Usulan Wakil Ketua Umum Projo, Freddy Damanik, agar Presiden Prabowo Subianto memberikan amnesti kepada Silfester Matutina justru menimbulkan problem serius dalam konsistensi hukum dan keadilan.

1. Karakter Hukum Kasus Silfester: Delik Aduan, Bukan Politik

Kasus Silfester adalah perkara pencemaran nama baik terhadap Jusuf Kalla, yang secara hukum termasuk delik aduan sebagaimana diatur dalam Pasal 310-311 KUHP dan UU ITE. Delik aduan menegaskan bahwa hukum hadir untuk melindungi harkat dan martabat pribadi warga negara yang merasa dirugikan.

Negara tidak boleh serta-merta mengintervensi kepentingan korban dengan amnesti, karena akan mengabaikan hak konstitusional warga negara untuk mendapatkan kepastian hukum dan perlindungan kehormatan (Pasal 28D UUD 1945).

Amnesti hanya tepat jika tindak pidana bersifat politik kolektif atau menyangkut konflik negara–masyarakat, bukan perkara personal antarwarga negara.

2. Perbandingan Abolisi (Thomas Lembong) dan Amnesti (Hasto Kristiyanto)

Abolisi untuk Thomas Lembong diberikan karena pernyataannya terkait kritik kebijakan ekonomi dianggap masuk dalam ruang ekspresi politik dan kebijakan publik, yang masih dalam kerangka kebebasan berpendapat.

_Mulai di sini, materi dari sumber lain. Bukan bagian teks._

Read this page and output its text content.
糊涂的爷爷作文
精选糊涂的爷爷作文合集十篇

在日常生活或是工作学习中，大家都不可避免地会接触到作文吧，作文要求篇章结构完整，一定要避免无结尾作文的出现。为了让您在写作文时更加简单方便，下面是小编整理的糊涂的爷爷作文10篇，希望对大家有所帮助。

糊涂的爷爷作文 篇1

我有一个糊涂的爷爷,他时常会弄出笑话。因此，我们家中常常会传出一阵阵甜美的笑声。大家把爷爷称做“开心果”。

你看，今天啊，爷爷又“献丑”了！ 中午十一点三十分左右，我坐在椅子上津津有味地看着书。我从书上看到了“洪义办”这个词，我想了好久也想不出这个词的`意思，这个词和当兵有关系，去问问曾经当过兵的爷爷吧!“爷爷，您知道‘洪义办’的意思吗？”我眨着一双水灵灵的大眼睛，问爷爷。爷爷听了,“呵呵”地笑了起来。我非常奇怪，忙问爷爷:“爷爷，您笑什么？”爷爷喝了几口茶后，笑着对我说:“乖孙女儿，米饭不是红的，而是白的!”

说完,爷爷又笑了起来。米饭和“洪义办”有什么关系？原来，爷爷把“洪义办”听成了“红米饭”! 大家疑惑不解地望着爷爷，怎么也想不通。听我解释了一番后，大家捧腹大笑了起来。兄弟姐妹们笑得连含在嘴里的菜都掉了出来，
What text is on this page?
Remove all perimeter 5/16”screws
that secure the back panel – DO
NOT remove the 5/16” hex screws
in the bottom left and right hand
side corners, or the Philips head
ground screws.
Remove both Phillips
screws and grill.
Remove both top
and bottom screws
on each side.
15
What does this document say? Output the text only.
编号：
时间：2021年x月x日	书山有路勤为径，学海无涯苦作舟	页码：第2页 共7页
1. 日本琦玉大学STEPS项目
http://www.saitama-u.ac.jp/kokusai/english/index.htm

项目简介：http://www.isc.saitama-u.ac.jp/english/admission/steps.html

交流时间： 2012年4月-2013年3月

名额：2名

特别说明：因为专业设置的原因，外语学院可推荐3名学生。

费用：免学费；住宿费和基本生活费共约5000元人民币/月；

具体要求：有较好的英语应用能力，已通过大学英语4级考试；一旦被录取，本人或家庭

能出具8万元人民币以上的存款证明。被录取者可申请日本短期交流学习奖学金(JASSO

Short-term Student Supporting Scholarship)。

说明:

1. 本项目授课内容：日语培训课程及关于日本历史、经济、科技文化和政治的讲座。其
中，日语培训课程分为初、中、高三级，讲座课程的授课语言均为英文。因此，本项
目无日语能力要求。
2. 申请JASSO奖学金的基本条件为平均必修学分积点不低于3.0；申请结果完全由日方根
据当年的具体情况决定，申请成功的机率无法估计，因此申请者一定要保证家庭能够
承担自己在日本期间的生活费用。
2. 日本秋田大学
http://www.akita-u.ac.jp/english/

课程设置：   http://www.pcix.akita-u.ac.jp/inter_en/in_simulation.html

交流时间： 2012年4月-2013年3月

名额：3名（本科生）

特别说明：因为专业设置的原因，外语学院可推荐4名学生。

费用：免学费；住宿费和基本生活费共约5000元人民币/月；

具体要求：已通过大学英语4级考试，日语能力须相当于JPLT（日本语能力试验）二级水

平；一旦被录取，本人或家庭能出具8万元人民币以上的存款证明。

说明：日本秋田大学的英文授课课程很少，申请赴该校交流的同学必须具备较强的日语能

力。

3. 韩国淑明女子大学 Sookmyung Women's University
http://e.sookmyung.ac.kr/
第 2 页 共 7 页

Di sini, negara memilih menghentikan proses hukum demi menjaga ruang demokrasi.

Amnesti untuk Hasto Kristiyanto diberikan atas pertimbangan politik rekonsiliasi menjelang HUT RI ke-80, meski kasusnya menyangkut suap Harun Masiku. Amnesti di sini memiliki nuansa politik tinggi, meskipun juga menimbulkan perdebatan tentang moralitas hukum.

Silfester berbeda. Ia divonis bersalah karena menyerang kehormatan pribadi (Jusuf Kalla), bukan karena perbedaan politik terhadap kebijakan negara. Maka, tidak ada relevansi membandingkan dengan abolisi Thomas Lembong ataupun amnesti Hasto Kristiyanto.

3. Teori Hukum: Negara Hukum dan Kepastian Hukum

Dalam kerangka teori negara hukum (rechtsstaat), prinsip utamanya adalah:

1. Supremasi hukum – semua warga negara tunduk pada hukum, tidak boleh ada perlakuan istimewa.

2. Kepastian hukum – hukum ditegakkan agar korban memperoleh rasa keadilan.

3. Kesetaraan di hadapan hukum (equality before the law) – tidak boleh ada perbedaan perlakuan hanya karena pelaku punya kedekatan politik.

Jika Presiden memberikan amnesti untuk Silfester, hal itu berpotensi mencederai asas kepastian hukum dan menimbulkan preseden buruk bahwa penghinaan personal terhadap tokoh publik bisa dimaafkan begitu saja atas dasar politik.

4. Kesimpulan

Permintaan Projo agar Presiden memberikan amnesti kepada Silfester Matutina tidak tepat. Negara harus melindungi hak konstitusional Jusuf Kalla sebagai korban dan menjunjung tinggi kepastian hukum.

Kasus Silfester tidak dapat dipersamakan dengan abolisi Thomas Lembong maupun amnesti Hasto Kristiyanto karena konteks dan karakter hukumnya berbeda. Jika Presiden menuruti usulan ini, akan lahir kesan bahwa hukum bisa ditawar dengan politik, yang justru melemahkan fondasi negara hukum demokratis.